XCAN will switch from tracking the MSCI Canada TRN index to the MSCI Canada Select ESG Screened index while XPXJ will go from tracking the MSCI Pacific ex Japan TRN index to the MSCI Pacific ex Japan Select ESG Screened index.

As a result of the changes, XCAN will change its name to the Xtrackers MSCI Canada ESG Screened UCITS ETF while XPXJ will be renamed Xtrackers MSCI Pacific ex Japan ESG Screened UCITS ETF under the same ticker and total expense ratios (TER) of 0.35% and 0.25%, respectively.

Both will continue tracking large and medium companies in their respective markets, excluding those that do not meet specific ESG standards.

These include any companies assigned a rating of CCC, those who are involved in controversial weapons or those that breach thresholds in certain activities such as tobacco, nuclear weapons, firearms, thermal coal and oil sands extraction.

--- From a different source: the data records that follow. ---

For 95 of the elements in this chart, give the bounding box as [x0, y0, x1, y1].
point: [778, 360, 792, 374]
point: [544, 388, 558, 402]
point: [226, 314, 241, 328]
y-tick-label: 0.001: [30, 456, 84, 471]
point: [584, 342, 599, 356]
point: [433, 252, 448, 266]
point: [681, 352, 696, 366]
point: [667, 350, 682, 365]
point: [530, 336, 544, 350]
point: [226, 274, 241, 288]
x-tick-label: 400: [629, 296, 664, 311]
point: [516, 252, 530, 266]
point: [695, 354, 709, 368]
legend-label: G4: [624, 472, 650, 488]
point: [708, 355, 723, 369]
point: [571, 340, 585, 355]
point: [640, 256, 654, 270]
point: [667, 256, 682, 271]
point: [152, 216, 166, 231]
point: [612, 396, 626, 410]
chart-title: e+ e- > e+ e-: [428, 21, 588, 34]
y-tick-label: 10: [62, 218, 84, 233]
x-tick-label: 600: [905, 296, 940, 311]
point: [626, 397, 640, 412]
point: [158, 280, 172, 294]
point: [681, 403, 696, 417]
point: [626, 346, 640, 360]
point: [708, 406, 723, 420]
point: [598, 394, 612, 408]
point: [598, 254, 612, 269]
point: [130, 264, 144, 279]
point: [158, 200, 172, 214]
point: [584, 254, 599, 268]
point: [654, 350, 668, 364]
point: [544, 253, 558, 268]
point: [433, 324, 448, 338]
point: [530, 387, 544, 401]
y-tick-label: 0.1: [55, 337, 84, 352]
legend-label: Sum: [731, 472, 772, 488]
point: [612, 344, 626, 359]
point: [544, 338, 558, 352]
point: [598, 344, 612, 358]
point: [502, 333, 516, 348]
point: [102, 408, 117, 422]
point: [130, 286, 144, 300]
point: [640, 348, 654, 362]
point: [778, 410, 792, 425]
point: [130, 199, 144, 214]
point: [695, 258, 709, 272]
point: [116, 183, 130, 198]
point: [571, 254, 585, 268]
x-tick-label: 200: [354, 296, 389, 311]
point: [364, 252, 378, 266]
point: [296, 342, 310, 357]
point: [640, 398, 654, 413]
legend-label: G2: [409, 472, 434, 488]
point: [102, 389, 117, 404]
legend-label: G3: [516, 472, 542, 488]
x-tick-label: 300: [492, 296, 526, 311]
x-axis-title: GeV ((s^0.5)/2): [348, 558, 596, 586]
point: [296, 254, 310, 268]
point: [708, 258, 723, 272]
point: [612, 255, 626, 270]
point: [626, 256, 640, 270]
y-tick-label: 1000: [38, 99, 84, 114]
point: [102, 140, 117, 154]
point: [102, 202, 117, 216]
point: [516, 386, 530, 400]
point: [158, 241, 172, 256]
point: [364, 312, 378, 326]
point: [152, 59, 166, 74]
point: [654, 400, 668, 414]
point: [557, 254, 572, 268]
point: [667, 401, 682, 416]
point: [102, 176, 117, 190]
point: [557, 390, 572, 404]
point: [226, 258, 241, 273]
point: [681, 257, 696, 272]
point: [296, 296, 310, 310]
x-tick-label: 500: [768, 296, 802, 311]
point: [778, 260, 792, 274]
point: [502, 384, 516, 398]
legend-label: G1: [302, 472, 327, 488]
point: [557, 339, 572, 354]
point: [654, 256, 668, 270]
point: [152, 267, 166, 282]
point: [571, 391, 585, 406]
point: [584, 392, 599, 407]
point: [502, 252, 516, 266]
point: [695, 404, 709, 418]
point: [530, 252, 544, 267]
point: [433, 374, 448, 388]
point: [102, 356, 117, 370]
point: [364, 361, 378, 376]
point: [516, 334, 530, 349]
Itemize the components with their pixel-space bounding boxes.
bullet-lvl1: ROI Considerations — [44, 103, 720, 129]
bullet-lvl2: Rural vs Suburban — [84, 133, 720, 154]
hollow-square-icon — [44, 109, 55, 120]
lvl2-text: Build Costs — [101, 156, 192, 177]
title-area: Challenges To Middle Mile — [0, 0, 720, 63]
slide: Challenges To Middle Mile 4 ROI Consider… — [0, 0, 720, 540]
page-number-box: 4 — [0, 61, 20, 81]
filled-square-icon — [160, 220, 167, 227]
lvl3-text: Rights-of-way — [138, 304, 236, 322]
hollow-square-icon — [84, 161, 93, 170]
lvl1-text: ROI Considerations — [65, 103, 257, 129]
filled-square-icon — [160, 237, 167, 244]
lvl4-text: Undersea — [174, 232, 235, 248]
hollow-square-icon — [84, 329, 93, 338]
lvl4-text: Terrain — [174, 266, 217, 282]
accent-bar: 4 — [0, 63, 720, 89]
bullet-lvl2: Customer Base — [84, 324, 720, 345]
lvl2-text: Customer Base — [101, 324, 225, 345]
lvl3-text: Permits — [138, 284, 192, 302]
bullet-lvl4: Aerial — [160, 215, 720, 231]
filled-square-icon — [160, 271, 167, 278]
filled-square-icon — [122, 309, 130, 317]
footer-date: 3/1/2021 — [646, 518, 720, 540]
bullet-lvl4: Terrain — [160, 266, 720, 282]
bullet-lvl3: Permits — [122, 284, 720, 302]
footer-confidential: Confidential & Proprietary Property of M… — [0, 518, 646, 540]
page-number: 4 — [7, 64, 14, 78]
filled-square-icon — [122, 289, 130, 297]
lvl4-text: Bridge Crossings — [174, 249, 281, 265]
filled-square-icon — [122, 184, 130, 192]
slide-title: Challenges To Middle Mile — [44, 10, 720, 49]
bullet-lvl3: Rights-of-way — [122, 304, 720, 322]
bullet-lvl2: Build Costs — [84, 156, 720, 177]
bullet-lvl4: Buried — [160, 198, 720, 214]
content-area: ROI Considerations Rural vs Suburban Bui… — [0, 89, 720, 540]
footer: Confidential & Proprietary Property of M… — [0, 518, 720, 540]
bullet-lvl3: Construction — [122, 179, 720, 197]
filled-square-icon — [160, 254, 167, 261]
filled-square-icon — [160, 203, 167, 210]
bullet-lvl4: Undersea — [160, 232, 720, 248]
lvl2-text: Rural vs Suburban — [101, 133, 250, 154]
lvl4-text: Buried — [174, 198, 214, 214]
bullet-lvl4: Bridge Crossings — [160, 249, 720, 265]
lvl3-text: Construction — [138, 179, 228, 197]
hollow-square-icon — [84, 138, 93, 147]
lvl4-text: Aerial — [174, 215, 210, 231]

Those who fail to comply with the United Nations Global Compact principles will also be excluded.

The ETFs will be classified as Article 8 under the Sustainable Finance Disclosure Regulation (SFDR).

DWS said: “The change to the new reference index is proposed as part of the company’s continuous review of its existing product range and due to increased demand for ESG compliant investments.

“Hence, the board of directors deems it to be in the best interests of the shareholders to restructure the sub-fund to reflect the new reference index.”

DWS said it would continue the securities lending programme on the two ETFs, adding it will amend the product prospectus to ensure the transactions will comply with its ESG standards and the minimum ESG screens of the index.

XPXJ will see changes to its securities lending limit as a result, with net assets subject to securities lending transactions raised from 0% to 30% to 0% to 50%.

Last month, DWS said it was planning the switch the indices on two Asia-focused ETFs to ones that track ESG metrics.